Monday, April 9, 2012
As the father of three daughters, our society's increasingly mainstream hook-up culture is a painful subject. (Last week at the gym I had the misfortune of watching a new gem from MTV, a show featuring the promiscuity of "Jersey Shore" played out in the lives of 15 year-olds. If I didn't need my shoes on the treadmill, I would have thrown them at the television.) Charles Camosy uses Easter as an occasion to reflect on where we are. An excerpt:
Much of Western culture has reacted to the sexual oppression of the past by celebrating human sexuality, and this was a necessary and welcome change.
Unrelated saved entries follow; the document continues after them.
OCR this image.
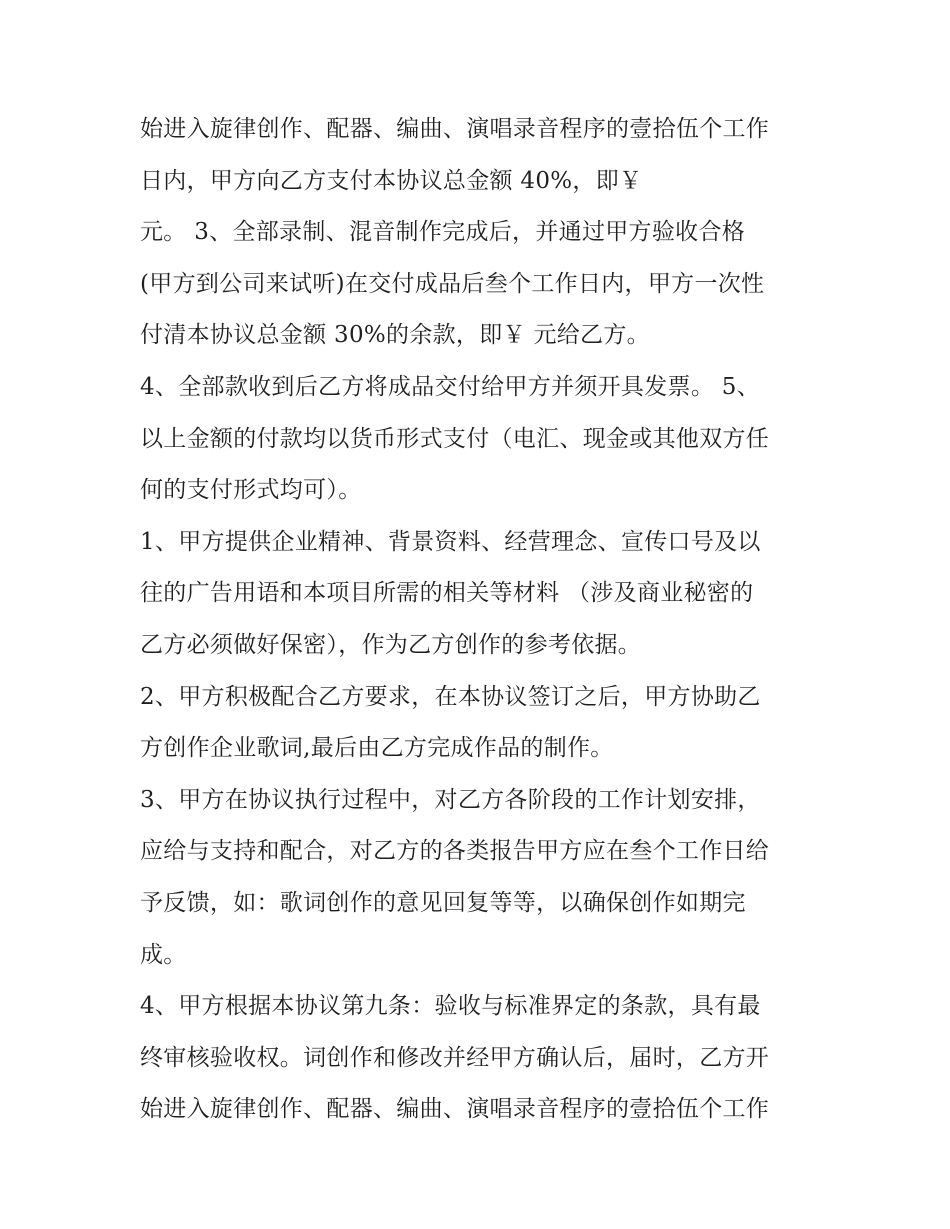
始进入旋律创作、配器、编曲、演唱录音程序的壹拾伍个工作
日内，甲方向乙方支付本协议总金额 40%，即￥
元。 3、全部录制、混音制作完成后，并通过甲方验收合格
(甲方到公司来试听)在交付成品后叁个工作日内，甲方一次性
付清本协议总金额 30%的余款，即￥ 元给乙方。
4、全部款收到后乙方将成品交付给甲方并须开具发票。 5、
以上金额的付款均以货币形式支付（电汇、现金或其他双方任
何的支付形式均可）。
1、甲方提供企业精神、背景资料、经营理念、宣传口号及以
往的广告用语和本项目所需的相关等材料 （涉及商业秘密的
乙方必须做好保密），作为乙方创作的参考依据。
2、甲方积极配合乙方要求，在本协议签订之后，甲方协助乙
方创作企业歌词,最后由乙方完成作品的制作。
3、甲方在协议执行过程中，对乙方各阶段的工作计划安排，
应给与支持和配合，对乙方的各类报告甲方应在叁个工作日给
予反馈，如：歌词创作的意见回复等等，以确保创作如期完
成。
4、甲方根据本协议第九条：验收与标准界定的条款，具有最
终审核验收权。词创作和修改并经甲方确认后，届时，乙方开
始进入旋律创作、配器、编曲、演唱录音程序的壹拾伍个工作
But when what we celebrate is mere sexual choice—without examining and critiquing the social structures which lie beneath—we ignore another kind of sexual oppression in which the vulnerable get deeply and seriously hurt. In particular because women are most often the victims of this consumerist-driven sexuality, it is noteworthy that more academics are not driving the resistance against the hook-up culture. This is particularly troublesome given that, in other contexts where vulnerable or minority populations are being hurt by physical and structural violence (especially when it is driven by consumerism), academics often stand up in large numbers to be counted as energetic opposition against concepts of “freedom” that are unaware of or unconcerned with social structures.
Whatever our politics (and whatever our gender), our culture’s sexual practices are desperately calling out for renewal–and as an Easter people all of us must do a better job answering that call.